Fourth Circuit Judge Julius Richardson said that in this particular lawsuit, the plaintiffs were unlikely to succeed in proving they had standing or that DOGE’s activities violated federal law. He compared DOGE to a consultant tasked with improving the efficiency of a local library.
“Barring the consultant at the library doors and requiring her to specify the precise records she needs to improve the library before she knows what improvements are needed would seem to get the order of operations precisely backward,” he said.
DOGE, also known as the U.S. DOGE Service, was set up by President Donald Trump to modernize “federal technology and software to maximize governmental efficiency and productivity.” It includes an overarching agency along with DOGE-affiliated employees working within departments like the Treasury Department.
In February, a group of individuals and unions sued the administration, alleging that DOGE was “steamrolling into sensitive government record systems” and compromising the safety and security of Americans’ personal information.
U.S. District Judge Deborah Boardman eventually issued a preliminary injunction blocking the Department of Education, the Office of Personnel Management, and the Treasury Department from disclosing the plaintiffs’ information to any DOGE affiliates, whom she described as individuals tasked with implementing Trump’s executive order.
According to Richardson’s opinion, Boardman’s order effectively paused DOGE activities within the three federal entities, although the appeals court had quickly intervened with a temporary block on that order.
Months later, the Supreme Court weighed in on a similar case and lifted a lower court order blocking DOGE from accessing confidential data at the Social Security Administration. Richardson said that case and the one before him were “exceedingly similar.”
Plaintiffs in both cases alleged violations of the Privacy Act, a federal law that restricts how government agencies can share personal information.

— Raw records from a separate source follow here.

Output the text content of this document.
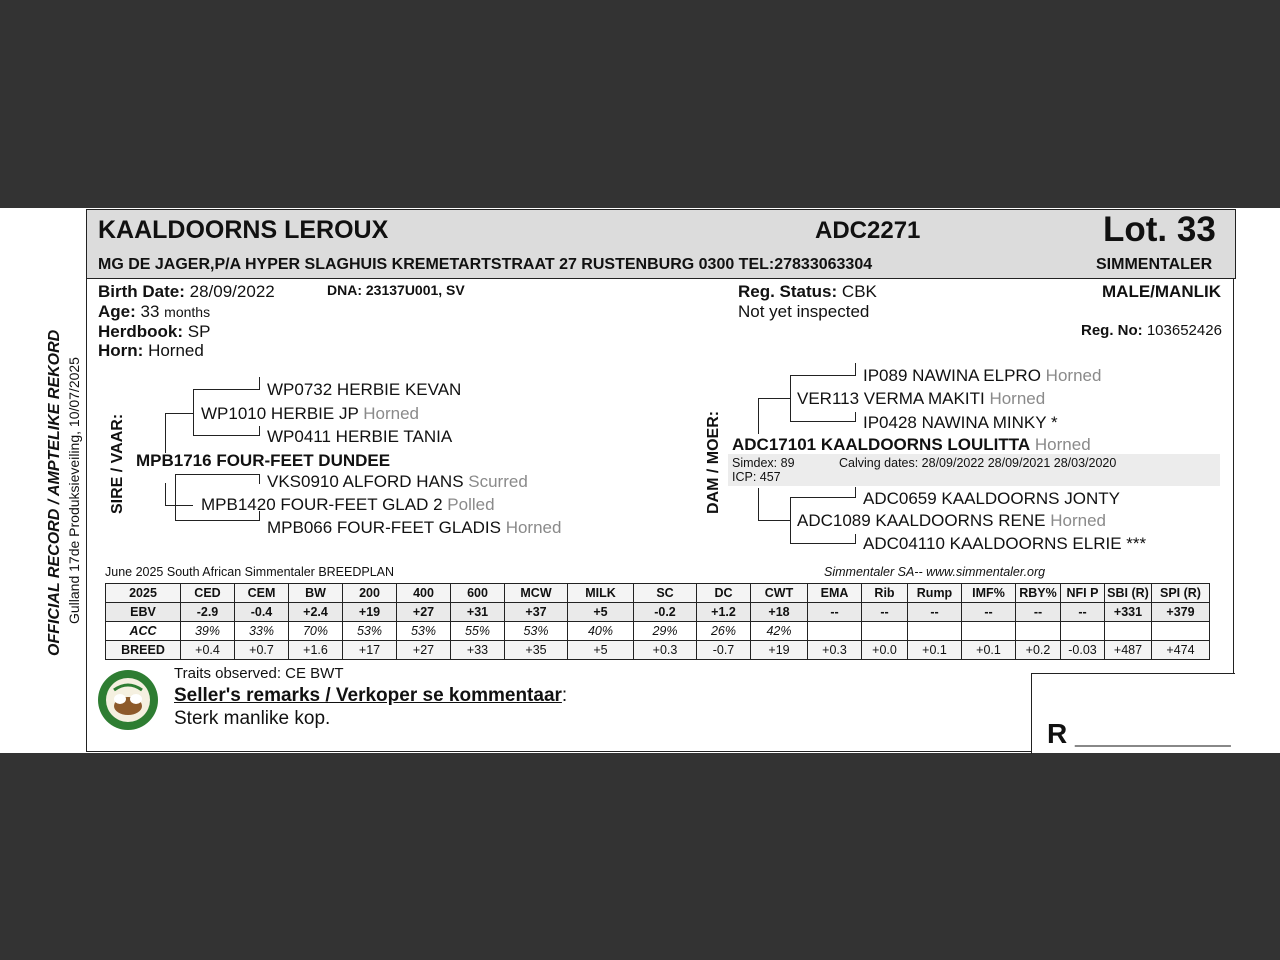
KAALDOORNS LEROUX	ADC2271	Lot. 33
MG DE JAGER,P/A HYPER SLAGHUIS KREMETARTSTRAAT 27 RUSTENBURG 0300 TEL:27833063304	SIMMENTALER
Birth Date: 28/09/2022	DNA: 23137U001, SV
Age: 33 months
Herdbook: SP
Horn: Horned
Reg. Status: CBK
Not yet inspected
MALE/MANLIK
Reg. No: 103652426
OFFICIAL RECORD / AMPTELIKE REKORD Gulland 17de Produksieveiling, 10/07/2025 SIRE / VAAR:	DAM / MOER:
WP0732 HERBIE KEVAN
WP1010 HERBIE JP Horned
WP0411 HERBIE TANIA
MPB1716 FOUR-FEET DUNDEE
VKS0910 ALFORD HANS Scurred
MPB1420 FOUR-FEET GLAD 2 Polled
MPB066 FOUR-FEET GLADIS Horned
IP089 NAWINA ELPRO Horned
VER113 VERMA MAKITI Horned
IP0428 NAWINA MINKY *
ADC17101 KAALDOORNS LOULITTA Horned
Simdex: 89	Calving dates: 28/09/2022 28/09/2021 28/03/2020
ICP: 457
ADC0659 KAALDOORNS JONTY
ADC1089 KAALDOORNS RENE Horned
ADC04110 KAALDOORNS ELRIE ***
June 2025 South African Simmentaler BREEDPLAN	Simmentaler SA-- www.simmentaler.org
2025	CED	CEM	BW	200	400	600	MCW	MILK	SC	DC	CWT	EMA	Rib	Rump	IMF%	RBY%	NFI P	SBI (R)	SPI (R)
EBV	-2.9	-0.4	+2.4	+19	+27	+31	+37	+5	-0.2	+1.2	+18	--	--	--	--	--	--	+331	+379
ACC	39%	33%	70%	53%	53%	55%	53%	40%	29%	26%	42%								
BREED	+0.4	+0.7	+1.6	+17	+27	+33	+35	+5	+0.3	-0.7	+19	+0.3	+0.0	+0.1	+0.1	+0.2	-0.03	+487	+474
Traits observed: CE BWT
Seller's remarks / Verkoper se kommentaar:
Sterk manlike kop.	R __________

One of the exceptions in the law allows disclosure to agency employees who have a need for the particular record in the performance of their duties.
Boardman had said that the administration likely violated this law, stating that the record before her hadn’t shown why their access was necessary.
“Here, the need-to-know exception has been invoked to defend the disclosure of millions of records,” she said, describing DOGE’s access to the Education Department as “seemingly unfettered.”
Richardson disagreed on Tuesday.
“To insist that the DOGE affiliates explain in advance the exact information they need and why is to demand something just short of clairvoyance,” he said.
“So it does not stretch the imagination to think that an employee tasked with modernizing an agency’s software and IT systems would require administrator-level access to those systems, including any internal databases, especially when conducting the initial survey of the agency’s technological ailments.”
He saw several other flaws with the plaintiffs’ case, including that they likely didn’t have standing to sue the administration.
Judge Robert King dissented from the appeals court’s decision and defended Boardman’s order, stating that she “did exactly what [she] was obliged to do.”
The Supreme Court was relatively brief in its decision on June 6 that lifted a block on DOGE’s access to the Social Security Administration. However, three liberal justices said they would have denied the administration’s request for relief in that case. A dissent from Justice Ketanji Brown Jackson echoed Boardman’s claim about DOGE’s reach.
Matthew Vadum contributed to this report.